Sur l'action en déchéance du droit aux intérêts contractuels :
En application de l’article L 311-48 du code de la consommation dans sa version applicable en l’espèce, le prêteur qui ne respecte pas certaines exigences du code de la consommation lors de la souscription du crédit est déchu du droit aux intérêts contractuels.
Le couple a la qualité de demandeur principal dans la présente instance et aucune demande en paiement au titre du contrat de crédit affecté n'est formée à son encontre par la S.A Cofidis.
Le prononcé de la déchéance du droit aux intérêts contractuels et la demande subséquente de remboursement des intérêts et frais versés constituent des prétentions soumises à la prescription quinquennale, dont le point de départ se situe au jour de l'acceptation de l'offre de crédit, soit en l'espèce, le 17 avril 2012.
Madame [Y] sera donc également déclarée irrecevable à agir en déchéance du droit aux intérêts contractuels du prêteur.
En conséquence, l'intégralité des demandes formées par Madame [Y] contre la S.A.S.U Gef Négoces et la S.A Cofidis, venant aux droits de la société Groupe Sofemo, doit être déclarée irrecevable.
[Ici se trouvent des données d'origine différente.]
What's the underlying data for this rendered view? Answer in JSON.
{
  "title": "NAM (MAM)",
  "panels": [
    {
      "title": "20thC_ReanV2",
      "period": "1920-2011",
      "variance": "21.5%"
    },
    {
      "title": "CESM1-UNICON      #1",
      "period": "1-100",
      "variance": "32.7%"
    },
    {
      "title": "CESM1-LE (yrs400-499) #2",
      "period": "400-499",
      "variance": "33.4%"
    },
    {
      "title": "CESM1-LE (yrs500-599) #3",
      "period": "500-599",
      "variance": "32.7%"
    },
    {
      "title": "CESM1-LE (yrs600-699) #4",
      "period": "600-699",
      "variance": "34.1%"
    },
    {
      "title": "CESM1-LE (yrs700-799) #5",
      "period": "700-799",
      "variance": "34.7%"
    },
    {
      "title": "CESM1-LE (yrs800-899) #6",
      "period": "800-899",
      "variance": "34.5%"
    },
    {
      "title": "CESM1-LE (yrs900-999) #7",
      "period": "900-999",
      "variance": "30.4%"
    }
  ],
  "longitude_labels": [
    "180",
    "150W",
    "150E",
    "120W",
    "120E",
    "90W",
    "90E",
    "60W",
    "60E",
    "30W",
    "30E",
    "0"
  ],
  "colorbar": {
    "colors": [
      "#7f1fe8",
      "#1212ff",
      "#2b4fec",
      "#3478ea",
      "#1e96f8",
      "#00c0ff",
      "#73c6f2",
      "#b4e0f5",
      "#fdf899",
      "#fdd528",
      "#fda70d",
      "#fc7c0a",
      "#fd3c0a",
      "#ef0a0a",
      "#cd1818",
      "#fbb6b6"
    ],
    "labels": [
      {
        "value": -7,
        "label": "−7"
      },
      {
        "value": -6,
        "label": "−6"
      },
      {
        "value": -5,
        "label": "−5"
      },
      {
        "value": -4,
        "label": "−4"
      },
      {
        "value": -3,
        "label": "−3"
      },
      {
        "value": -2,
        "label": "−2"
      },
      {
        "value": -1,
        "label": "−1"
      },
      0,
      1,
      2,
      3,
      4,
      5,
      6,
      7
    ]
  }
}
Sur la demande reconventionnelle de dommages et intérêts pour procédure abusive :
Il ne ressort pas des éléments du dossier que Madame [Y] a agi en justice à l’encontre de la société Gef Négoces avec mauvaise foi et l’intention de nuire, étant rappelé que le seul fait de succomber en ses prétentions ne constitue pas un abus.
La société Gef Négoces ne caractérisant pas la faute commise par la requérante dans le droit d’agir, la demande de ce chef sera donc rejetée.
Sur les demandes accessoires :
En application de l'article 696 du code de procédure civile, Madame [Y] qui succombe sera condamnée aux dépens et sera, en conséquence, déboutée de sa demande au titre des frais non répétibles.
En application de l'article 700 du code de procédure civile, Madame [Y] sera condamnée à payer à la société anonyme Cofidis venant aux droits de la société Groupe Sofemo et à la S.A.S.U Gef Négoces une indemnité de 700 euros chacune.
Selon l'article 514 du code de procédure civile, l'exécution provisoire du jugement est de droit.
PAR CES MOTIFS :
Le juge des contentieux de la protection, statuant après débats tenus en audience publique, par jugement réputé contradictoire, rendu en premier ressort ,
DECLARE irrecevable l'ensemble des demandes de [D] [Y] dirigées contre la S.A.S.U Gef Négoces exerçant sous l’enseigne Domuneo et la société anonyme Cofidis, venant aux droits de la société anonyme Groupe Sofemo ;
DECLARE les demandes de restitution et les demandes en paiement formées par [D] [Y] sans objet ;
DEBOUTE [D] [Y] de sa demande au titre des frais non répétibles ;
CONDAMNE [D] [Y] à payer à la société anonyme Cofidis venant aux droits de la société Groupe Sofemo et à la S.A.S.U Gef Négoces exerçant sous l’enseigne Domuneo la somme de 750 euros chacune au titre de l'article 700 du code de procédure civile ;
CONDAMNE [D] [Y] aux dépens;
RAPPELLE que l'exécution provisoire du présent jugement est de droit.
Ainsi jugé et prononcé par mise à disposition au greffe le 23 décembre 2024.